Presentata a Catanzaro la nuova edizione del progetto “Mirai” per orientare gli studenti al mondo del lavoro
Il progetto comprende anche “Mirai On The Road”, iniziativa realizzata in collaborazione con l’INAIL
È stata presentata oggi, nel corso di una conferenza stampa alla Cittadella regionale di Catanzaro, la nuova edizione del progetto “Mirai”, promosso dal dipartimento regionale Lavoro, Imprese e Aree produttive della Regione Calabria.
L’iniziativa, già avviata nei mesi scorsi e attualmente in corso negli istituti scolastici calabresi, è rivolta agli studenti delle classi quarte e quinte delle scuole secondarie di secondo grado. Il progetto coinvolge direttamente studenti, docenti e dirigenti scolastici in un percorso di orientamento e confronto con istituzioni e realtà del territorio, con l’obiettivo di avvicinare i giovani ai temi delle politiche attive del lavoro, dell’autoimprenditorialità e dello sviluppo delle competenze necessarie per affrontare le sfide del mercato occupazionale.
Un percorso di orientamento con metodologie innovative
“Mirai” si distingue per l’utilizzo di metodologie didattiche innovative e non convenzionali. Un ruolo centrale è svolto dagli interventi di orientamento realizzati dai Centri per l’impiego, che entrano direttamente nelle scuole aderenti per dialogare con gli studenti e accompagnarli nella scoperta delle opportunità professionali.

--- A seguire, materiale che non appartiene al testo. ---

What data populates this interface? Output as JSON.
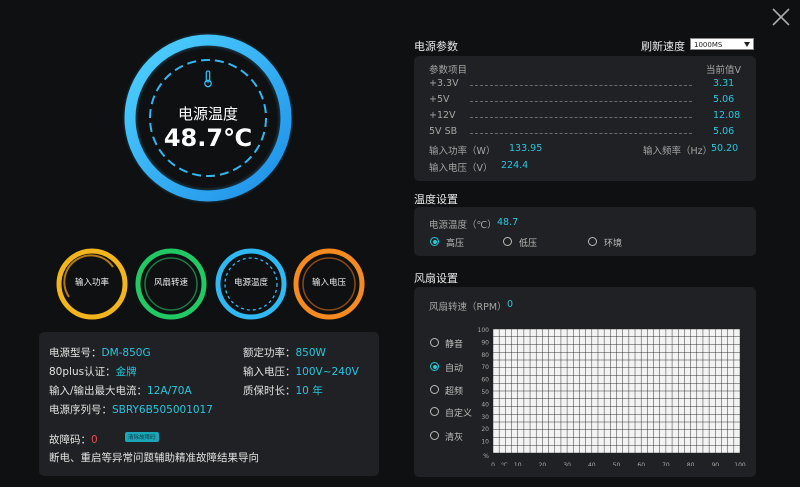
{
  "colors": {
    "accent": "#29c6e0",
    "ring_blue": "#2fb8f2",
    "ring_yellow": "#f2b51c",
    "ring_green": "#20c964",
    "ring_orange": "#f58a1f",
    "panel": "#202124",
    "bg": "#0f1012"
  },
  "temperature": {
    "label": "电源温度",
    "value": "48.7℃"
  },
  "gauges": [
    {
      "label": "输入功率",
      "color": "#f2b51c"
    },
    {
      "label": "风扇转速",
      "color": "#20c964"
    },
    {
      "label": "电源温度",
      "color": "#2fb8f2"
    },
    {
      "label": "输入电压",
      "color": "#f58a1f"
    }
  ],
  "info": {
    "model_label": "电源型号：",
    "model_value": "DM-850G",
    "rated_label": "额定功率：",
    "rated_value": "850W",
    "cert_label": "80plus认证：",
    "cert_value": "金牌",
    "voltage_label": "输入电压：",
    "voltage_value": "100V~240V",
    "current_label": "输入/输出最大电流：",
    "current_value": "12A/70A",
    "warranty_label": "质保时长：",
    "warranty_value": "10 年",
    "serial_label": "电源序列号：",
    "serial_value": "SBRY6B505001017",
    "fault_label": "故障码：",
    "fault_value": "0",
    "fault_tag": "清除故障码",
    "fault_note": "断电、重启等异常问题辅助精准故障结果导向"
  },
  "params": {
    "title": "电源参数",
    "refresh_label": "刷新速度",
    "refresh_value": "1000MS",
    "col_item": "参数项目",
    "col_value": "当前值V",
    "rows": [
      {
        "name": "+3.3V",
        "value": "3.31"
      },
      {
        "name": "+5V",
        "value": "5.06"
      },
      {
        "name": "+12V",
        "value": "12.08"
      },
      {
        "name": "5V SB",
        "value": "5.06"
      }
    ],
    "power_label": "输入功率（W）",
    "power_value": "133.95",
    "freq_label": "输入频率（Hz）",
    "freq_value": "50.20",
    "volt_label": "输入电压（V）",
    "volt_value": "224.4"
  },
  "temp_settings": {
    "title": "温度设置",
    "temp_label": "电源温度（℃）",
    "temp_value": "48.7",
    "options": [
      {
        "label": "高压",
        "selected": true
      },
      {
        "label": "低压",
        "selected": false
      },
      {
        "label": "环境",
        "selected": false
      }
    ]
  },
  "fan": {
    "title": "风扇设置",
    "speed_label": "风扇转速（RPM）",
    "speed_value": "0",
    "modes": [
      {
        "label": "静音",
        "selected": false
      },
      {
        "label": "自动",
        "selected": true
      },
      {
        "label": "超频",
        "selected": false
      },
      {
        "label": "自定义",
        "selected": false
      },
      {
        "label": "清灰",
        "selected": false
      }
    ]
  },
  "chart_data": {
    "type": "line",
    "x_ticks": [
      "0",
      "10",
      "20",
      "30",
      "40",
      "50",
      "60",
      "70",
      "80",
      "90",
      "100"
    ],
    "y_ticks": [
      "100",
      "90",
      "80",
      "70",
      "60",
      "50",
      "40",
      "30",
      "20",
      "10"
    ],
    "x_unit": "℃",
    "y_unit": "%",
    "xlim": [
      0,
      100
    ],
    "ylim": [
      0,
      100
    ],
    "grid": true,
    "series": []
  }
}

All’incontro hanno partecipato numerosi rappresentanti delle istituzioni e del mondo produttivo, tra cui l’assessore regionale al Lavoro Giovanni Calabrese, l’assessore all’Istruzione Eulalia Micheli, il direttore generale del dipartimento Fortunato Varone, il prefetto di Catanzaro Castrese De Rosa, rappresentanti dell’Ufficio scolastico regionale per la Calabria, dell’INAIL, della Polizia Stradale, di Unindustria Calabria e di Unioncamere Calabria.
Alla conferenza hanno preso parte anche studenti e docenti delle scuole coinvolte, che hanno raccontato le esperienze vissute nelle ultime settimane all’interno del progetto.
Oltre l’80% delle scuole ha aderito
Il progetto ha registrato un’ampia partecipazione da parte degli istituti scolastici: hanno aderito 84 scuole su 103 invitate, superando così l’80% di adesioni.
«Il progetto “Mirai” rappresenta un investimento concreto sul futuro dei nostri giovani – ha dichiarato l’assessore Calabrese –. Attraverso un percorso innovativo che unisce orientamento, formazione digitale e metodologie di apprendimento basate sul gioco e sulla partecipazione attiva, vogliamo accompagnare gli studenti calabresi nella scoperta delle proprie capacità e delle opportunità offerte dal mondo del lavoro».
Le principali iniziative del progetto
Tra le azioni più importanti del programma:
Mirai Job Game, una competizione educativa tra studenti basata su quiz e sfide interattive dedicate ai temi del lavoro e delle competenze. Tra fine marzo e aprile 2026 si svolgeranno le semifinali nelle cinque province calabresi.
Mirai Cruise, evento conclusivo del progetto che vedrà protagonisti gli studenti finalisti delle semifinali.
Mirai e-Learning, piattaforma online che offre corsi gratuiti dedicati allo sviluppo di competenze digitali, trasversali e professionali.
Attenzione anche alla sicurezza
Il progetto comprende anche “Mirai On The Road”, iniziativa realizzata in collaborazione con l’INAIL per promuovere la sensibilizzazione e la prevenzione sui temi della sicurezza stradale, nei luoghi di lavoro e negli ambienti scolastici.
Al termine della conferenza stampa è stato infatti firmato il protocollo d’intesa per l’attuazione del progetto, sottoscritto dalla Regione Calabria – dipartimento Lavoro, Imprese e Aree produttive –, dalla Prefettura di Catanzaro, dall’Ufficio scolastico regionale per la Calabria, dall’INAIL, dal Compartimento della Polizia Stradale per la Calabria, da Unindustria Calabria e da Unioncamere Calabria.
Un’intesa che punta a rafforzare la collaborazione tra istituzioni, scuola e sistema produttivo per accompagnare i giovani calabresi verso il loro futuro professionale, promuovendo una cultura del lavoro basata su competenze, innovazione e responsabilità.